Regarding the wood floor......are you going to put carpet back over it ? or are you going to try and salvage it ? Kilz and ZINSSNER BIN are both great products. Make sure you get the right type or it will blister off. If the wood floor is varnish or poly, I would get a oil based primer instead of the latex. The latex will not adhere to the varnish or poly as well as the oil based type. Also, be sure to sand it, vacuum and use a dust rag to get all the dust up so you have a good surface to bond with.

Best of Luck !


----------



## AtticusJordie

Thanks to BeauShel, Noey, fostermom and pburchins for all of the suggestions! Looks like Natures Miracle, water/vinegar and hydrogen peroxide have all worked at various times--as I've read in the posts.

The wooden floor beneath the carpet pad looks like it's been varnished. I think I'll sand it first, then apply one of the above--then go with oil-based KILZ or ZINSSNER.:crossfing

Thanks again for all your help! You are all a fountain of useful information!!!:wavey:

Scott J.


----------



## Prov31

I like the Zinsser primers for just about everything.
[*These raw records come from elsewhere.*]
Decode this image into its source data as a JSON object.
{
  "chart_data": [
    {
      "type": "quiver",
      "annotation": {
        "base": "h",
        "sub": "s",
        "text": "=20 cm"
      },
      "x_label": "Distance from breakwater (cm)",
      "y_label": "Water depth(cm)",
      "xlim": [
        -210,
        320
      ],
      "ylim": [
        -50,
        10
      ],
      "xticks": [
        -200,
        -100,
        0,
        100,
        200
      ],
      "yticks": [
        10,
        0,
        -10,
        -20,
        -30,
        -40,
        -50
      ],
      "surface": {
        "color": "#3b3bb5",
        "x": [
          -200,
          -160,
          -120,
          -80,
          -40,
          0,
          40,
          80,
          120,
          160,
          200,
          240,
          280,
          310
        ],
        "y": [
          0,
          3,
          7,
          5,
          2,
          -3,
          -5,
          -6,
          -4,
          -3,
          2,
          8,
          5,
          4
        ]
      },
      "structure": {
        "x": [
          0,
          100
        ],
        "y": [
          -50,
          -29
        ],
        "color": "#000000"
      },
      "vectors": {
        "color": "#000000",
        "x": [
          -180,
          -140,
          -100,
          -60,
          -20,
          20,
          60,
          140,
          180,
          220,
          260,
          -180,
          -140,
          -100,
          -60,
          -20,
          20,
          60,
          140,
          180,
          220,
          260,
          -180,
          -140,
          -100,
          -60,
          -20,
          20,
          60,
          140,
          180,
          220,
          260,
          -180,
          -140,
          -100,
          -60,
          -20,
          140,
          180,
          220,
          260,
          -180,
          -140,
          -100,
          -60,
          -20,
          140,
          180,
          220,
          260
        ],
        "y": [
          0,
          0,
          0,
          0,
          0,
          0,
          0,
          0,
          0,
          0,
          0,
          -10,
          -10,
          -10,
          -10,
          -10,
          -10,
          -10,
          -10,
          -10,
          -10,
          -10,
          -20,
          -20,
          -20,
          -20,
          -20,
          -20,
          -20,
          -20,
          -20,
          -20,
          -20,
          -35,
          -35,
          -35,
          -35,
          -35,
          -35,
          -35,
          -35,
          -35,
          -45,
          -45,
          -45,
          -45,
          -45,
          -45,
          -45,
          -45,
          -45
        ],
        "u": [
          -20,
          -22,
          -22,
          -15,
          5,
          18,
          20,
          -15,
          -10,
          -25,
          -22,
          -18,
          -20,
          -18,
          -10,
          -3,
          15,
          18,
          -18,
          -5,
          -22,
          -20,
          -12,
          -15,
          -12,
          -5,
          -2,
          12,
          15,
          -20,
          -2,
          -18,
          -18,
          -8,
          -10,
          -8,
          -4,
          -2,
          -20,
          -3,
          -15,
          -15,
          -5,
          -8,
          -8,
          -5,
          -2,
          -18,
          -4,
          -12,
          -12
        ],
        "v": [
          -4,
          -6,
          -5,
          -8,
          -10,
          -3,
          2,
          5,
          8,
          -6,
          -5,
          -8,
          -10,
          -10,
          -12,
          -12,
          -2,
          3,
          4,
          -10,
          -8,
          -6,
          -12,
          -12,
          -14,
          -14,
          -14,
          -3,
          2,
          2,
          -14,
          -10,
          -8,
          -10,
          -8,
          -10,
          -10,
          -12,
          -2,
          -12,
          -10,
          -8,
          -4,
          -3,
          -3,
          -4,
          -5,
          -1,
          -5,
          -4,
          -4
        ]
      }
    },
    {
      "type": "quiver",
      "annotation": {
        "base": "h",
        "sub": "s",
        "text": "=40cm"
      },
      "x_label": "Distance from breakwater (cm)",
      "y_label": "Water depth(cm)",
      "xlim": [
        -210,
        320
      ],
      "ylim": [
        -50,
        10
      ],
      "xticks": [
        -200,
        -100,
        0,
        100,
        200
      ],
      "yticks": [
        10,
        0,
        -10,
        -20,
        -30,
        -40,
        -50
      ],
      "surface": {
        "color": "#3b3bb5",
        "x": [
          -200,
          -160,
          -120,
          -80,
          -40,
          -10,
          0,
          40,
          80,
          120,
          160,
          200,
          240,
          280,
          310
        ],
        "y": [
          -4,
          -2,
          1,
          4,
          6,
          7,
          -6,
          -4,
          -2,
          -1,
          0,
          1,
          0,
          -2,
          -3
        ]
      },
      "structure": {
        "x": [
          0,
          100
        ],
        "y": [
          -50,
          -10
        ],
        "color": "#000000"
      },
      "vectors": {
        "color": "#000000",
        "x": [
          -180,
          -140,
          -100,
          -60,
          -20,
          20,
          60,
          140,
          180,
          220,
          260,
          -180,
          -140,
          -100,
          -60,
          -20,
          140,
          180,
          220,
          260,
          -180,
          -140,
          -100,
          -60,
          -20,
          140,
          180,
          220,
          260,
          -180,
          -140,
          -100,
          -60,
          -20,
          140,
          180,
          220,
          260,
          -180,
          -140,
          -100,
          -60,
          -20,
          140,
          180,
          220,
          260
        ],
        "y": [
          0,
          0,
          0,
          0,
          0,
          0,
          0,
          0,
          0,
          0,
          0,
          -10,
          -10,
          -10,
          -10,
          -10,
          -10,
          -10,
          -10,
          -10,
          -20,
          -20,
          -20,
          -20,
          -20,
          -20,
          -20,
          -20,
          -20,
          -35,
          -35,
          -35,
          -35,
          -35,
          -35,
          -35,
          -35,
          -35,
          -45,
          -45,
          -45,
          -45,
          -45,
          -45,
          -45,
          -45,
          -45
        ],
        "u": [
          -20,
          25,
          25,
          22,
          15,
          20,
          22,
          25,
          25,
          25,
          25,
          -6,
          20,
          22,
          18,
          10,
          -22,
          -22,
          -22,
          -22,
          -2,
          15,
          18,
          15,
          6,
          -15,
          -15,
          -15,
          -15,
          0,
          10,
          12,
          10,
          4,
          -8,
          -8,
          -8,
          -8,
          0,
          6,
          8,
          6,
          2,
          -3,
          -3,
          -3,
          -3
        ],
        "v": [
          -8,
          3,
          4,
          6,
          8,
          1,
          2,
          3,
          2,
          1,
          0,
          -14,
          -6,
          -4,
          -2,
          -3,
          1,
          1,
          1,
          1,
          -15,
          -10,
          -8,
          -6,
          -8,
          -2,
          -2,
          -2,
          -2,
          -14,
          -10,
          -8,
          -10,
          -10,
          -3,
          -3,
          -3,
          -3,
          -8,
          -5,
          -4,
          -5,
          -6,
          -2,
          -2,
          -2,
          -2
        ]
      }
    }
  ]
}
For sealing in odors, I've found that the Red can, which is a shellac base, is the best. The shellac primer dries very quickly, sealing in the smells or stains. Let it dry completely before applying a 2nd and 3rd coat. This is for smells or covering up dated paneling on walls--I've gone through many gallons of the stuff:

http://www.zinsser.com/product_detail.asp?ProductID=10

Be warned--it has a very strong smell, but if you can ventilate it, it will dissipate quickly. Good luck!


----------



## cubbysan

A friend of mine had bought a house that had 30 chihuahas! He used bottles of Nature's Miracle. It took a couple weeks for it to work, but he was shocked that it worked.


----------



## AtticusJordie

Prov31 said:


> I like the Zinsser primers for just about everything. For sealing in odors, I've found that the Red can, which is a shellac base, is the best. The shellac primer dries very quickly, sealing in the smells or stains. Let it dry completely before applying a 2nd and 3rd coat. This is for smells or covering up dated paneling on walls--I've gone through many gallons of the stuff:
> 
> http://www.zinsser.com/product_detail.asp?ProductID=10
> 
> Be warned--it has a very strong smell, but if you can ventilate it, it will dissipate quickly. Good luck!


Great minds think alike. We just picked up a gallon of it this afternoon. Glad to hear someone has already used it with good results. I expect that one coat will probably do the trick--which means we'll probably put on two!

Thanks a lot for the info!

SJ


----------